Not necessarily. In Charlesworth v Dransfields Engineering Services Ltd the Employment Appeal Tribunal (EAT) upheld a tribunal’s decision that, in that particular case, an employee’s two-month absence from work for cancer treatment was the context for his employer deciding that his role was redundant, and was not the cause of his dismissal such as to constitute discrimination because of something arising in consequence of disability. The tribunal concluded that the employee’s absence merely allowed the employer to identify something that it might well have identified in other ways, namely its ability to manage without him.

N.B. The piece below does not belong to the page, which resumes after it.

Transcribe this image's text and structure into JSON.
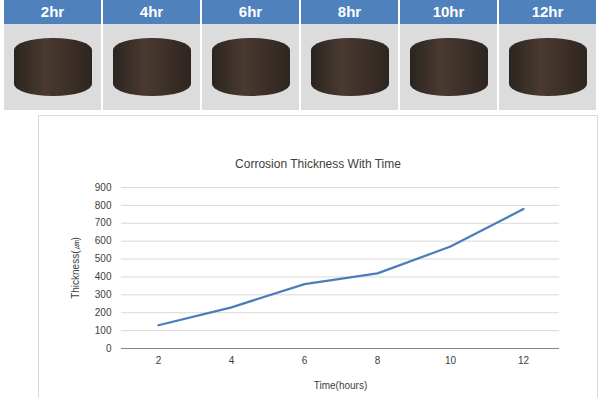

Mr Charlesworth managed the Rotherham branch of DES Ltd’s business. The business was not achieving profitability and DES Ltd was on the lookout for cost savings from 2012 onwards. In October 2014, Mr Charlesworth went into hospital for an operation for renal cancer. He was absent from work for two months, following which he returned full-time. During his absence, DES Ltd identified the opportunity to save up to £40,000 a year by deleting his post and absorbing his responsibilities into other roles. Mr Charlesworth was notified of his potential redundancy in March 2015 and consultation followed but ultimately he was dismissed on 28 April. Mr Charlesworth brought claims of unfair dismissal and disability discrimination. The employment tribunal rejected his claims on the basis that the matter that caused Mr Charlesworth’s dismissal was DES Ltd’s view that it could do without him. On appeal, the EAT, upheld the employment tribunal’s decision. Mr Charlesworth’s absence was merely the context in which DES Ltd was able to identify its ability to manage without him, not the cause of his dismissal.
Comment: Although in this case the absence was held to be merely part of the context and not an effective cause of the dismissal, each case will depend on its own particular facts. It is difficult to imagine that a tribunal would take the same approach if faced with a similar case where an employer realises while an employee is off on maternity leave that it can do without her post.